United red army avait tout d’un baroud d’honneur. Idéologique d’abord, tant le bilan dépressif de Wakamatsu (lire notre entretien) face aux exactions armées des milices révolutionnaires surpassait la reconstitution historique de leur naissance. Autobiographique, surtout : derrière ses plans, Wakamatsu se faisait critique de ses propres jeunes années de révolte. Ce Soldat Dieu amorce une nouvelle énergie pour le vieil anar, qui s’attaque cette fois-ci aux scandales occultés de la Guerre du Pacifique.

En 1940, alors que le Japon envahit allègrement la Chine, un soldat japonais est rapatrié du combat, amputé de tous ses membres. Célébré comme symbole divin de courage dans son village natal, l’homme-tronc s’avère un boulet innommable pour sa femme, contrainte de palier à ses besoins primaires et acquiescer à tous ses caprices. En transposant la trame d’un des sommets de la littérature japonaise (le Caterpillar d’Edogawa Ranpo) en plein conflit sino-japonais, Wakamatsu oriente sa guérilla contre les manœuvres hypocrites d’un gouvernement pour justifier l’effort de guerre. Faut-il en conclure, avec ce Soldat Dieu et ses râles antimilitaristes, à une redite déphasée du mythique Johnny got is gun ? Pour la deuxième fois consécutive, Wakamatsu préfère le naturalisme HD au magma de scories surréalistes qui agitaient son cinéma bis. Mais la reconstitution ne semble pas le souci principal (ni le point fort, avouons-le) du cinéaste. Au contraire : Le Soldat dieu ressemble davantage à une synthèse détournée, mais brillante, des marottes du Wakamatsu circa 60-70’s.

Orfèvre de la perversion domestiquée, Wakamatsu revient à ce qu’il filme le mieux : la répétition ad nauseam d’actes quotidiens, le présent perpétuel comme matrice de crise conjugale. Comme souvent, l’Histoire n’a qu’une valeur de simple toile de fond, soumise au réticule domestique. Certes, les invectives de Wakamatsu ont pris de l’âge : sa consternation a gagné en sérénité et perdu en trépignements de sale gosse. Signe d’une tempérance inédite, le personnage féminin principal (étonnante Shinobu Terajima) apporte même une ampleur romanesque inédite – chez Wakamatsu, les personnages se réduisent souvent à de pures idées – à une œuvre peu versée dans l’identification empathique.

Mais ce tournant contemporain, plus mainstream, n’annonce pas pour autant un gâtisme en phase terminale. Avec son personnage démembré, Wakamatsu fait vite oublier son postulat historique pour retrouver cette galerie de freaks familière à son cinéma. Le Soldat dieu a beau être un film « en costumes », sa charge transgressive résonne bien avec l’actuel.

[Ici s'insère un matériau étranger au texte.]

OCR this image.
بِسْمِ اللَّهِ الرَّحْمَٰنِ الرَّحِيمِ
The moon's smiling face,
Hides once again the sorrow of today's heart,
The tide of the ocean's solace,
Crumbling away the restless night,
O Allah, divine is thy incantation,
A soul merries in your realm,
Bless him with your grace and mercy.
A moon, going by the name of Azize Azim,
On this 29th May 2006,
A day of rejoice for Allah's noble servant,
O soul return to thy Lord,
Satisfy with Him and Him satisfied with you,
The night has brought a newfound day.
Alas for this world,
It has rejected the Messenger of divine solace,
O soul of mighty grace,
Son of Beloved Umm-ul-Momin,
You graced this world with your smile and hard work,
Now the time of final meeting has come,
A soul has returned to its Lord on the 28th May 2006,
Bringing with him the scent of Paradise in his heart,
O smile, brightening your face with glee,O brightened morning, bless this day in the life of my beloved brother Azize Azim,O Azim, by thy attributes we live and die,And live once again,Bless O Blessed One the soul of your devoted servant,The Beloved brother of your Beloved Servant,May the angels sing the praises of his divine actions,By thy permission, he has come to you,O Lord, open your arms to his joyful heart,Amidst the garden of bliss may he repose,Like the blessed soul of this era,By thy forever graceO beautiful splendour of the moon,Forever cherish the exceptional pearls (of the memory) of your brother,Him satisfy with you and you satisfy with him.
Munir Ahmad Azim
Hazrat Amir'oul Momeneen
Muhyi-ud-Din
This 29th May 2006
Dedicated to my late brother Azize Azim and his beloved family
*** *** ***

Toujours aussi efficace, cette hargne punk explose lors des ébats intimes entre la jeune femme et son homme-lombric, véritable scuds adressés aux archétypes d’un dogme conjugal intemporel. Le guérillero du pinku eiga peut paraître assagi. Sa croisade contre le conformisme, quant à elle, semble loin d’être terminée.